Friday, November 28, 2014

Balancing Stocks

Assuming you have a nice company that you are buying stocks for, I would suggest investing enough that you can balance your holdings in the stock. I am not a stock person, but for the part of your portfolio which does contain individual stocks, I would suggest something like the following. Place 40-60% in stock positions and leave the other in savings. If you have only $10,000 (or less), I would say only invest maybe $4,000 of it. Anyways, if you have $100,000, you can invest $60,000 possibly buying 6 different stocks each position being $10,000. The reason you want to have cash on hand is to balance the stock.
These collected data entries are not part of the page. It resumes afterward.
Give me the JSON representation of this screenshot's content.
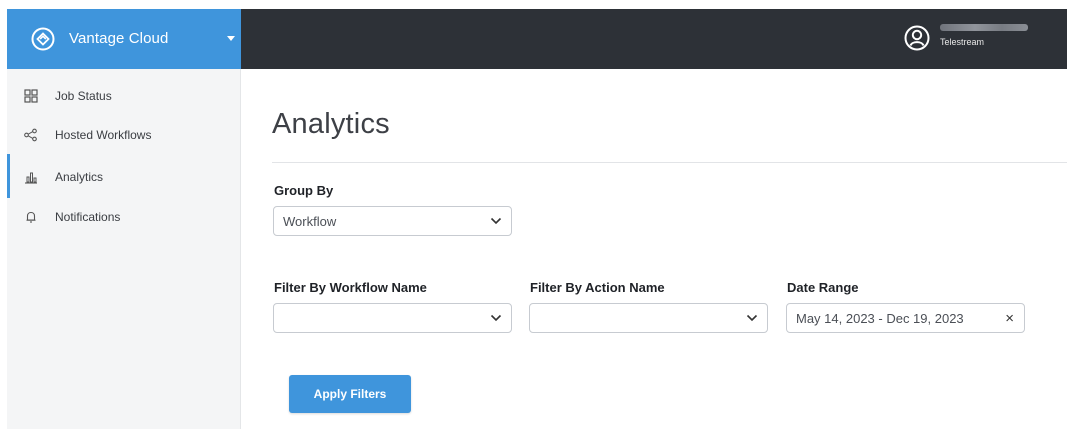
{
  "brand": {
    "name": "Vantage Cloud",
    "logo_icon": "vantage-cloud-logo-icon",
    "color": "#3f95dc"
  },
  "header": {
    "user_org": "Telestream",
    "user_icon": "user-account-icon",
    "background": "#2d3137"
  },
  "sidebar": {
    "items": [
      {
        "label": "Job Status",
        "icon": "job-status-grid-icon",
        "active": false
      },
      {
        "label": "Hosted Workflows",
        "icon": "workflow-nodes-icon",
        "active": false
      },
      {
        "label": "Analytics",
        "icon": "bar-chart-icon",
        "active": true
      },
      {
        "label": "Notifications",
        "icon": "bell-icon",
        "active": false
      }
    ]
  },
  "main": {
    "title": "Analytics",
    "group_by": {
      "label": "Group By",
      "value": "Workflow"
    },
    "filters": {
      "workflow_name": {
        "label": "Filter By Workflow Name",
        "value": ""
      },
      "action_name": {
        "label": "Filter By Action Name",
        "value": ""
      },
      "date_range": {
        "label": "Date Range",
        "value": "May 14, 2023 - Dec 19, 2023",
        "clear": "×"
      }
    },
    "apply_label": "Apply Filters"
  }
}
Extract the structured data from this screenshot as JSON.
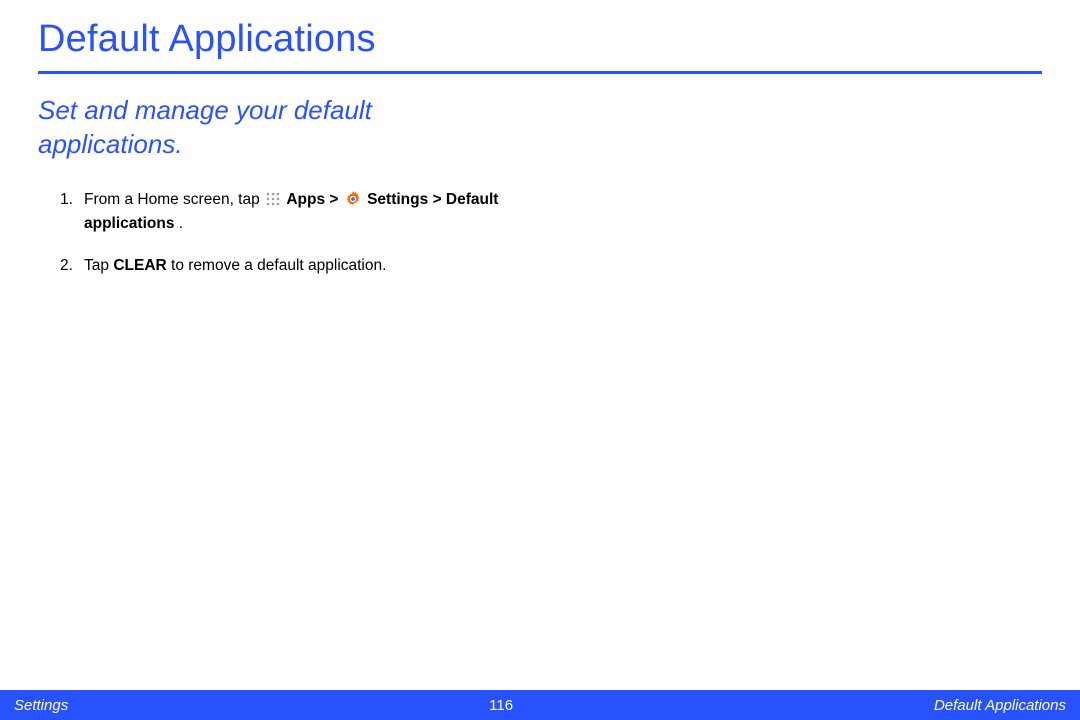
{
  "title": "Default Applications",
  "subtitle": "Set and manage your default applications.",
  "steps": {
    "s1_num": "1.",
    "s1_a": "From a Home screen, tap ",
    "s1_apps": "Apps",
    "s1_gt1": " > ",
    "s1_settings": "Settings",
    "s1_gt2": " > ",
    "s1_default": "Default applications",
    "s1_period": ".",
    "s2_num": "2.",
    "s2_a": "Tap ",
    "s2_clear": "CLEAR",
    "s2_b": " to remove a default application."
  },
  "footer": {
    "left": "Settings",
    "center": "116",
    "right": "Default Applications"
  }
}
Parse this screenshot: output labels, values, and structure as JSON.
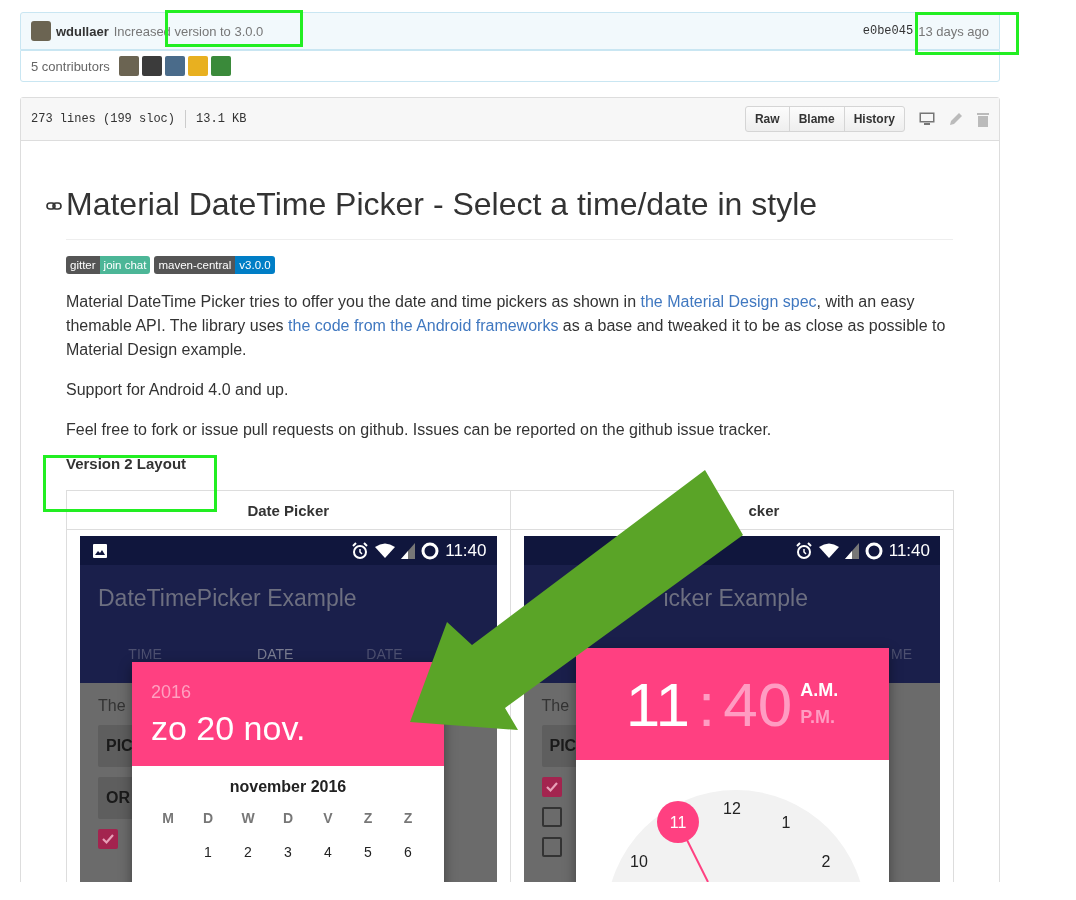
{
  "commit": {
    "author": "wdullaer",
    "message": "Increased version to 3.0.0",
    "sha": "e0be045",
    "age": "13 days ago"
  },
  "contributors": {
    "label": "5 contributors",
    "avatars": [
      {
        "kind": "photo"
      },
      {
        "kind": "photo"
      },
      {
        "kind": "photo"
      },
      {
        "kind": "photo"
      },
      {
        "kind": "photo"
      }
    ]
  },
  "file": {
    "lines": "273 lines (199 sloc)",
    "size": "13.1 KB",
    "buttons": [
      "Raw",
      "Blame",
      "History"
    ]
  },
  "readme": {
    "title": "Material DateTime Picker - Select a time/date in style",
    "badges": [
      {
        "label": "gitter",
        "value": "join chat",
        "color": "#4cb697"
      },
      {
        "label": "maven-central",
        "value": "v3.0.0",
        "color": "#007ec6"
      }
    ],
    "paragraphs": [
      [
        {
          "text": "Material DateTime Picker tries to offer you the date and time pickers as shown in ",
          "kind": "text"
        },
        {
          "text": "the Material Design spec",
          "kind": "link"
        },
        {
          "text": ", with an easy themable API. The library uses ",
          "kind": "text"
        },
        {
          "text": "the code from the Android frameworks",
          "kind": "link"
        },
        {
          "text": " as a base and tweaked it to be as close as possible to Material Design example.",
          "kind": "text"
        }
      ],
      [
        {
          "text": "Support for Android 4.0 and up.",
          "kind": "text"
        }
      ],
      [
        {
          "text": "Feel free to fork or issue pull requests on github. Issues can be reported on the github issue tracker.",
          "kind": "text"
        }
      ]
    ],
    "subheading": "Version 2 Layout",
    "table": {
      "columns": [
        "Date Picker",
        "cker"
      ],
      "screens": [
        {
          "kind": "date",
          "status_time": "11:40",
          "app_title": "DateTimePicker Example",
          "tabs": [
            {
              "label": "TIME",
              "selected": false
            },
            {
              "label": "DATE",
              "selected": true
            },
            {
              "label": "DATE",
              "selected": false
            }
          ],
          "body_text": "The",
          "buttons": [
            "PIC",
            "OR"
          ],
          "checkboxes": [
            {
              "checked": true
            }
          ],
          "dialog": {
            "year": "2016",
            "date": "zo 20 nov.",
            "month": "november 2016",
            "weekdays": [
              "M",
              "D",
              "W",
              "D",
              "V",
              "Z",
              "Z"
            ],
            "days": [
              "1",
              "2",
              "3",
              "4",
              "5",
              "6"
            ]
          }
        },
        {
          "kind": "time",
          "status_time": "11:40",
          "app_title": "icker Example",
          "tabs": [
            {
              "label": "ME",
              "selected": false
            }
          ],
          "body_text": "The",
          "buttons": [
            "PIC"
          ],
          "checkboxes": [
            {
              "checked": true
            },
            {
              "checked": false
            },
            {
              "checked": false
            }
          ],
          "dialog": {
            "fields": [
              {
                "text": "11",
                "selected": true
              },
              {
                "text": "40",
                "selected": false
              }
            ],
            "separator": ":",
            "periods": [
              {
                "label": "A.M.",
                "selected": true
              },
              {
                "label": "P.M.",
                "selected": false
              }
            ],
            "clock_numbers": [
              {
                "label": "12",
                "selected": false
              },
              {
                "label": "1",
                "selected": false
              },
              {
                "label": "2",
                "selected": false
              },
              {
                "label": "10",
                "selected": false
              },
              {
                "label": "11",
                "selected": true
              }
            ]
          }
        }
      ]
    }
  }
}
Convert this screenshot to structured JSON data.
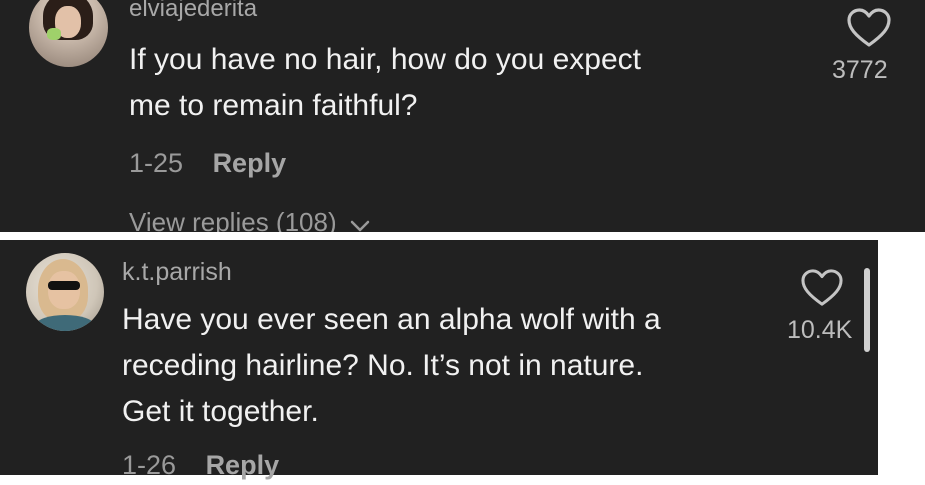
{
  "comments": [
    {
      "username": "elviajederita",
      "text_lines": [
        "If you have no hair, how do you expect",
        "me to remain faithful?"
      ],
      "date": "1-25",
      "reply_label": "Reply",
      "likes": "3772",
      "view_replies": "View replies (108)"
    },
    {
      "username": "k.t.parrish",
      "text_lines": [
        "Have you ever seen an alpha wolf with a",
        "receding hairline? No. It’s not in nature.",
        "Get it together."
      ],
      "date": "1-26",
      "reply_label": "Reply",
      "likes": "10.4K"
    }
  ],
  "icons": {
    "like": "heart-outline-icon",
    "expand": "chevron-down-icon"
  },
  "colors": {
    "panel_bg": "#212121",
    "text_primary": "#f1f1f1",
    "text_secondary": "#a8a8a8"
  }
}
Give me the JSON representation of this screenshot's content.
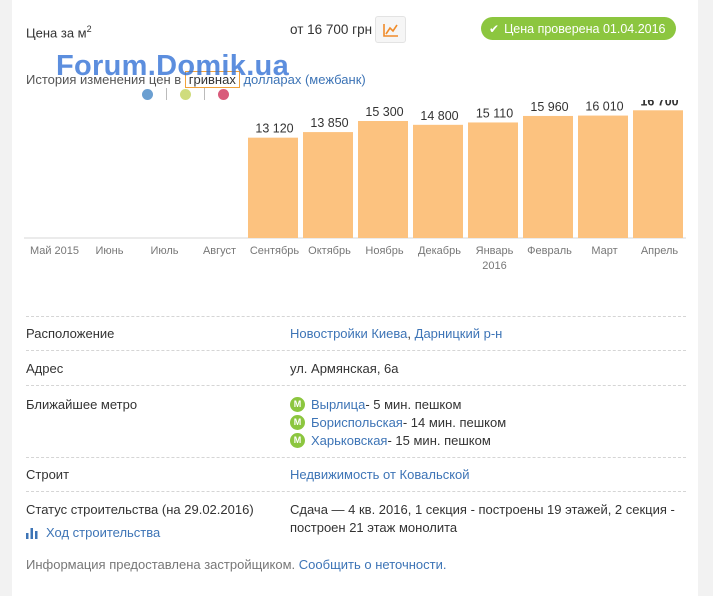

For these calculations, I will use .3 and 1/(1-.3)=1.4285

1A. Lets say one of your $10,000 positions was bought at $1 per stock. This means you have spent $10,000 to own 10,000 stocks worth $10,000.
  • Total Worth: $13,000
  • On Hand Cash: $3,000
  • Investment: $10,000
    • Number of Shares: 10,000
    • Share Price: $1
1B. Say the stock drops 30% to $.7 per stock. This means you have spent $10,000 to own 10,000 stocks worth $7000. Try to maintain a worth of $10,000 by making up the $3000 loss by buying 4285.7142=$3,000/$.7 stocks. This means you have spent $13,000 to own 14285.7142 stocks worth $10,000.
  • Total Worth: $10,000
  • On Hand Cash: $0
  • Investment: $10,000
    • Number of Shares: 14,285
    • Share Price: $0.70
1C. Say the price jumps .4285% to $1 per stock. This means you have spent $13,000 to own 14,285.7142 stocks worth $14,285. Try to maintain a worth of $10,000 by making up the $4,285 gain by selling 4,285=$4,285/$1 stocks. This means you have spent $8,715 to own 10,000 stocks worth $10,000.
  • Total Worth: $14,285
  • On Hand Cash: $4,285
  • Investment: $10,000
    • Number of Shares: 10,000
    • Share Price: $1
Of course, if you are targeting 30% changes, you will not gain as much if the prices increase very quickly. With this strategy you are assuming several ups and downs (market trends) before a long term benefit.

2A. Lets say one of your $10,000 positions was bought at $1 per stock. This means you have spent $10,000 to own 10,000 stocks worth $10,000.
  • Total Worth: $13,000
  • On Hand Cash: $3,000
  • Investment: $10,000
    • Number of Shares: 10,000
    • Share Price: $1
2B. Say the stock jumps .4285% to $1.4285 per stock per stock. This means you have spent $10,000 to own 10,000 stocks worth $14,285. Try to maintain a worth of $10,000 by making up the $4,285 gain by selling 3000=$4,285/$1.4285 stocks. This means you have spent $5,715 to own 7000 stocks worth $10,000.
  • Total Worth: $17,285
  • On Hand Cash: $7,285
  • Investment: $10,000
    • Number of Shares: 7,000
    • Share Price: $1.42
2C. Say the price drops 30% to $1 per stock. This means you have spent $5,715 to own 7000 stocks worth $7,000. Try to maintain a worth of $10,000 by making up the $3000 loss by buying 3000=$3000/$1 stocks. This means you have spent $8,715 to own 10,000 stocks worth $10,000.
  • Total Worth: $14,285
  • On Hand Cash: $4,285
  • Investment: $10,000
    • Number of Shares: 10,000
    • Share Price: $1
If the stock drops and then increases, it is the same as if the stock increases and then drops.

Now there are two problems to consider. The first is that the position needs to be large enough that the alert values (.3, .42) allow to offset the cost of commissions, meaning you need a lot of money. The other problem is that this strategy assumes you have money to buy when drops occur, meaning you need a lot of money. If I had a huge amount of money and the companies had a huge amount of stock I would probably just day trade with several stable companies using small alert values (.003, .0042).